We currently face a threat from terrorism that is sustained and indiscriminate. We need to protect the public while ensuring that our fundamental rights and values are safeguarded. Control orders are by no means the whole answer to dealing with the threat we face, but they are an important part of our overall approach. The risk to the public would increase were the Act not to be renewed. I commend the order to the House.

4.9 pm

Mr. Crispin Blunt (Reigate) (Con): May I begin by agreeing with the Minister about the nature of the threat and by placing on record our thanks to the men and women of the Security Service and the police, who keep us safe? I also agree with him that nobody wants these orders; well, I am not entirely sure that I speak for the right hon. Member for Airdrie and Shotts (John Reid), but I think it is widely agreed that nobody wants them.

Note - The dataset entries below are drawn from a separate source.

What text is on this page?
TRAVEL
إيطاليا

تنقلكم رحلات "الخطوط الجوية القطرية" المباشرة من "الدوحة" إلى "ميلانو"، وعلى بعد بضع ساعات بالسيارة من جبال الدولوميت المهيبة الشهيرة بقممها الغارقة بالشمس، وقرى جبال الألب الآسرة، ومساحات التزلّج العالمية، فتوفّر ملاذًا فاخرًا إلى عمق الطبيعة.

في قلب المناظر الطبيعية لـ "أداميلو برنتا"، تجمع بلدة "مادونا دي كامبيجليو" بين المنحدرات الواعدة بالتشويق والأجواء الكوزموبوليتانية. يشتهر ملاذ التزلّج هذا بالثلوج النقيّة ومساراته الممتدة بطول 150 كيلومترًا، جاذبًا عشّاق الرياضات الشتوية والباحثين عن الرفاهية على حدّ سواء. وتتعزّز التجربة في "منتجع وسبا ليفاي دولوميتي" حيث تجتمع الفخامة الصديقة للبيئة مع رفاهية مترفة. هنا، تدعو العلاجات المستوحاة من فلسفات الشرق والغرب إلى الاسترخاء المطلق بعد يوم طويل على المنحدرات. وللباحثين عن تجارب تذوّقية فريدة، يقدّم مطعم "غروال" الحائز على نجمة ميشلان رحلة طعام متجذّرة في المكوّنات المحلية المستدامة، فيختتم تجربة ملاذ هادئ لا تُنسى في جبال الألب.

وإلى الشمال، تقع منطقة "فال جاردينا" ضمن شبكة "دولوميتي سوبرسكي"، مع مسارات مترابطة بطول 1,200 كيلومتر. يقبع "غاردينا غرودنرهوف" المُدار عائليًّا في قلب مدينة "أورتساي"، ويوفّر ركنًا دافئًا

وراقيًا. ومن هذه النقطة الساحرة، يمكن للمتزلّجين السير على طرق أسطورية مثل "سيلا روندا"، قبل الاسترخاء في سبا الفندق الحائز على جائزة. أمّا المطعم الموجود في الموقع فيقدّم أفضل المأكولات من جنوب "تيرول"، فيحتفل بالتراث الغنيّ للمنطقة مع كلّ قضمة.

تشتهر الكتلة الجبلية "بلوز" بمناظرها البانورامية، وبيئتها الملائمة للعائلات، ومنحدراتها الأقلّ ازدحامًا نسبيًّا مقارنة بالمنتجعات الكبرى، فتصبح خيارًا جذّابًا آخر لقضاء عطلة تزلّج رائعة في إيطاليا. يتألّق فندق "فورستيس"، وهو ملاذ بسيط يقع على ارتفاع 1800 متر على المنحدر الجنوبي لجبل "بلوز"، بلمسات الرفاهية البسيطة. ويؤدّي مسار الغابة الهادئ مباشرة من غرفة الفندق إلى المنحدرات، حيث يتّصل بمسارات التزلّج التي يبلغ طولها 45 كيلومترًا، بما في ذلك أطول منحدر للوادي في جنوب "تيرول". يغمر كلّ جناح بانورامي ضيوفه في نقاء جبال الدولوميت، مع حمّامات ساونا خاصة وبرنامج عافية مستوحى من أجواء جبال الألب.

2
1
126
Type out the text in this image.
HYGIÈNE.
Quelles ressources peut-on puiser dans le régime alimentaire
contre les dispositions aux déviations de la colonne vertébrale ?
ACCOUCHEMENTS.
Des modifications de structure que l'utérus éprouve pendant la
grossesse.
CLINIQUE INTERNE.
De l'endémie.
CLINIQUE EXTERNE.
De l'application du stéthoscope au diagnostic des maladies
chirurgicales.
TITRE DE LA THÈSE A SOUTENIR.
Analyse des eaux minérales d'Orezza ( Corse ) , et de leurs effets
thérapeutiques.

John Reid: May I place it on the record that I find the orders unsatisfactory? I said that there were so many flaws with them that it was like trying to keep soup in a sieve but, unlike some on the Conservative Benches’ I wish to see the regime strengthened in order to protect the public, rather than weakened.

Mr. Blunt: I am grateful for that clarification and for the fact that the right hon. Gentleman thinks the orders are unwelcome—I hope we will be able to provide a satisfactory answer for him.